The STZ mouse has an elevated tendency for infections, resembling DM patients [29]. Therefore, the IP injection mode of administration may lead to further complications. Since PARIN5 treatment selectively improved neural function, with no effect on general diabetes measurements such as blood glucose levels or body weight, there is a possible advantage for the local mode of administration.

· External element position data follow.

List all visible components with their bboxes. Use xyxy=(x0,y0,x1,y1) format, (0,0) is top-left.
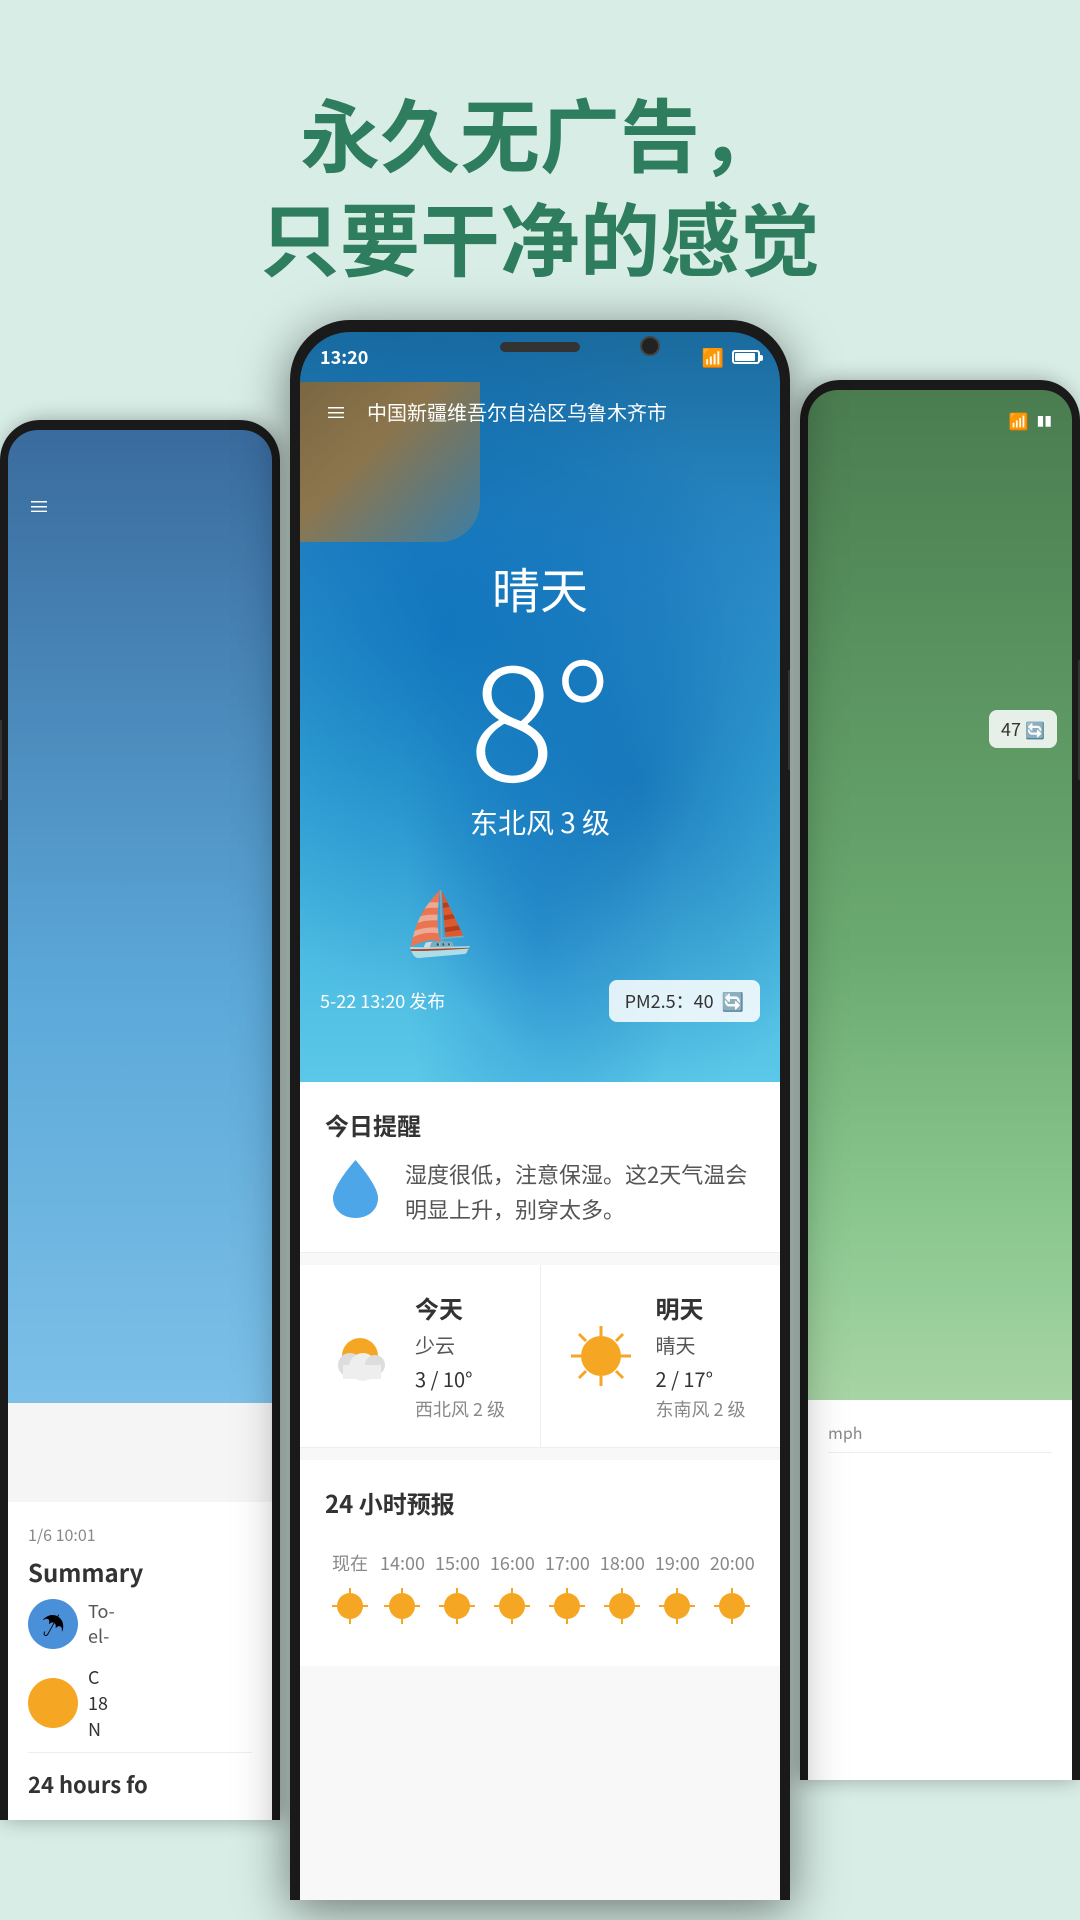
phone-main: 13:20 📶 ≡ 中国新疆维吾尔自治区乌鲁木齐市 xyxy=(290,320,790,1900)
left-phone-date: 1/6 10:01 xyxy=(28,1522,252,1546)
reminder-content: 湿度很低，注意保湿。这2天气温会明显上升，别穿太多。 xyxy=(325,1157,755,1227)
wifi-icon: 📶 xyxy=(702,344,724,370)
hourly-icon xyxy=(437,1586,477,1626)
hourly-item: 18:00 xyxy=(595,1540,650,1641)
pm25-badge: PM2.5：40 🔄 xyxy=(609,980,760,1022)
phone-right-screen: 📶 ▮▮ 47 🔄 mph xyxy=(808,390,1072,1780)
hourly-item: 20:00 xyxy=(705,1540,755,1641)
hourly-time: 现在 xyxy=(330,1550,370,1576)
menu-button[interactable]: ≡ xyxy=(325,401,347,423)
phone-left-content: ≡ xyxy=(8,430,272,562)
weather-background: 13:20 📶 ≡ 中国新疆维吾尔自治区乌鲁木齐市 xyxy=(300,332,780,1082)
phones-container: ≡ 1/6 10:01 Summary ☂ To-el- C18N 24 hou… xyxy=(0,320,1080,1920)
hourly-item: 16:00 xyxy=(485,1540,540,1641)
hourly-time: 18:00 xyxy=(600,1550,645,1576)
boat-decoration: ⛵ xyxy=(396,872,478,965)
phone-left-screen: ≡ 1/6 10:01 Summary ☂ To-el- C18N 24 hou… xyxy=(8,430,272,1820)
left-phone-summary: Summary xyxy=(28,1554,252,1589)
phone-right-bottom: mph xyxy=(808,1400,1072,1780)
hourly-icon xyxy=(547,1586,587,1626)
today-label: 今天 xyxy=(415,1290,515,1325)
water-drop-icon xyxy=(325,1157,385,1217)
tomorrow-wind: 东南风 2 级 xyxy=(656,1396,756,1422)
phone-right: 📶 ▮▮ 47 🔄 mph xyxy=(800,380,1080,1780)
forecast-section: 今天 少云 3 / 10° 西北风 2 级 xyxy=(300,1265,780,1448)
hourly-time: 19:00 xyxy=(655,1550,700,1576)
header-line1: 永久无广告， xyxy=(0,80,1080,184)
menu-icon-left: ≡ xyxy=(28,490,252,522)
today-details: 今天 少云 3 / 10° 西北风 2 级 xyxy=(415,1290,515,1422)
header-section: 永久无广告， 只要干净的感觉 xyxy=(0,80,1080,288)
hourly-item: 17:00 xyxy=(540,1540,595,1641)
hourly-item: 现在 xyxy=(325,1540,375,1641)
hourly-scroll[interactable]: 现在 14:00 15:00 xyxy=(325,1540,755,1641)
forecast-today: 今天 少云 3 / 10° 西北风 2 级 xyxy=(300,1265,541,1447)
tomorrow-icon xyxy=(566,1321,636,1391)
reminder-text: 湿度很低，注意保湿。这2天气温会明显上升，别穿太多。 xyxy=(405,1157,755,1227)
location-label: 中国新疆维吾尔自治区乌鲁木齐市 xyxy=(367,397,755,426)
weather-info: 晴天 8° 东北风 3 级 xyxy=(300,552,780,842)
refresh-icon[interactable]: 🔄 xyxy=(722,988,744,1014)
left-umbrella-item: ☂ To-el- xyxy=(28,1599,252,1649)
today-condition: 少云 xyxy=(415,1330,515,1359)
hourly-section: 24 小时预报 现在 14:00 xyxy=(300,1460,780,1666)
hourly-time: 15:00 xyxy=(435,1550,480,1576)
left-today-item: C18N xyxy=(28,1664,252,1742)
today-wind: 西北风 2 级 xyxy=(415,1396,515,1422)
content-area: 今日提醒 湿度很低，注意保湿。这2天气温会明显上升，别穿太多。 xyxy=(300,1082,780,1900)
hourly-item: 15:00 xyxy=(430,1540,485,1641)
left-item-text: To-el- xyxy=(88,1599,115,1649)
tomorrow-details: 明天 晴天 2 / 17° 东南风 2 级 xyxy=(656,1290,756,1422)
status-time: 13:20 xyxy=(320,344,368,370)
top-nav[interactable]: ≡ 中国新疆维吾尔自治区乌鲁木齐市 xyxy=(300,382,780,441)
hourly-time: 17:00 xyxy=(545,1550,590,1576)
hourly-icon xyxy=(712,1586,752,1626)
hourly-icon xyxy=(602,1586,642,1626)
forecast-tomorrow: 明天 晴天 2 / 17° 东南风 2 级 xyxy=(541,1265,781,1447)
phone-left: ≡ 1/6 10:01 Summary ☂ To-el- C18N 24 hou… xyxy=(0,420,280,1820)
hourly-item: 19:00 xyxy=(650,1540,705,1641)
phone-right-badge: 47 🔄 xyxy=(989,710,1057,748)
hourly-item: 14:00 xyxy=(375,1540,430,1641)
status-bar: 13:20 📶 xyxy=(300,332,780,382)
phone-main-screen: 13:20 📶 ≡ 中国新疆维吾尔自治区乌鲁木齐市 xyxy=(300,332,780,1900)
phone-left-side-btn xyxy=(0,720,2,800)
reminder-section: 今日提醒 湿度很低，注意保湿。这2天气温会明显上升，别穿太多。 xyxy=(300,1082,780,1253)
sun-icon-left xyxy=(28,1678,78,1728)
status-icons: 📶 xyxy=(702,344,760,370)
publish-time: 5-22 13:20 发布 xyxy=(320,988,445,1014)
hourly-time: 16:00 xyxy=(490,1550,535,1576)
hourly-icon xyxy=(492,1586,532,1626)
hourly-title: 24 小时预报 xyxy=(325,1485,755,1520)
phone-left-bottom: 1/6 10:01 Summary ☂ To-el- C18N 24 hours… xyxy=(8,1502,272,1820)
pm25-label: PM2.5：40 xyxy=(625,988,714,1014)
bottom-info-bar: 5-22 13:20 发布 PM2.5：40 🔄 xyxy=(320,980,760,1022)
today-temp: 3 / 10° xyxy=(415,1364,515,1393)
left-24h-label: 24 hours fo xyxy=(28,1752,252,1800)
weather-wind: 东北风 3 级 xyxy=(300,802,780,842)
hourly-time: 20:00 xyxy=(710,1550,755,1576)
hourly-icon xyxy=(382,1586,422,1626)
tomorrow-temp: 2 / 17° xyxy=(656,1364,756,1393)
left-today-text: C18N xyxy=(88,1664,108,1742)
app-background: 永久无广告， 只要干净的感觉 ≡ 1/6 10:01 Summary ☂ To-… xyxy=(0,0,1080,1920)
hourly-icon xyxy=(330,1586,370,1626)
tomorrow-condition: 晴天 xyxy=(656,1330,756,1359)
tomorrow-label: 明天 xyxy=(656,1290,756,1325)
umbrella-icon: ☂ xyxy=(28,1599,78,1649)
weather-temperature: 8° xyxy=(300,632,780,792)
phone-main-right-btn xyxy=(788,670,790,770)
today-icon xyxy=(325,1321,395,1391)
phone-right-status: 📶 ▮▮ xyxy=(1009,408,1052,432)
hourly-time: 14:00 xyxy=(380,1550,425,1576)
reminder-title: 今日提醒 xyxy=(325,1107,755,1142)
battery-icon xyxy=(732,350,760,364)
hourly-icon xyxy=(657,1586,697,1626)
header-line2: 只要干净的感觉 xyxy=(0,184,1080,288)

PAR1 is an important receptor in the coagulation system. Its inhibition has the potential to interfere with coagulation functions. In this study, we treated the DM mice by repeated PARIN5 administrations. The CMK modification in the PARIN5 molecule irreversibly inhibits the protease active site. Although the results of the coagulation studies suggest a relatively large therapeutic window, the cumulative effect of PARIN5 is not clear. PARIN5 is composed of a modified peptide of a five-amino acids chain. Peptide-based drugs are prone to enzymatic degradation and decreased activity and altered versions of PARIN5 may be more efficient. Furthermore, the effect of different metabolisms and other pharmacokinetics parameters in different species require further evaluation, as well as different timings of treatment, and perhaps consideration of a preventive treatment protocol. Diabetic patients have altered coagulation, manifested as hypercoagulability, due to the dysfunction of the endothelium, platelets and coagulation factors [30]. Although PARIN5 at doses used in the present study had no effect on the coagulation studies, its possible anti-coagulation effect may show additional benefit in reducing overactivation of coagulation in diabetic patients.

5. Conclusions

The present study describes a novel pharmacological approach for prevention of DPN by modulation of the PAR1 pathway. This treatment prevented development of sensory and motor dysfunction and preserved sciatic large fiber nerve conduction and small fiber density in skin. This pathway opens a new avenue for the treatment of a debilitating common peripheral nerve disease.

6. Patents

A patent application based on these findings has been granted (# 10028999).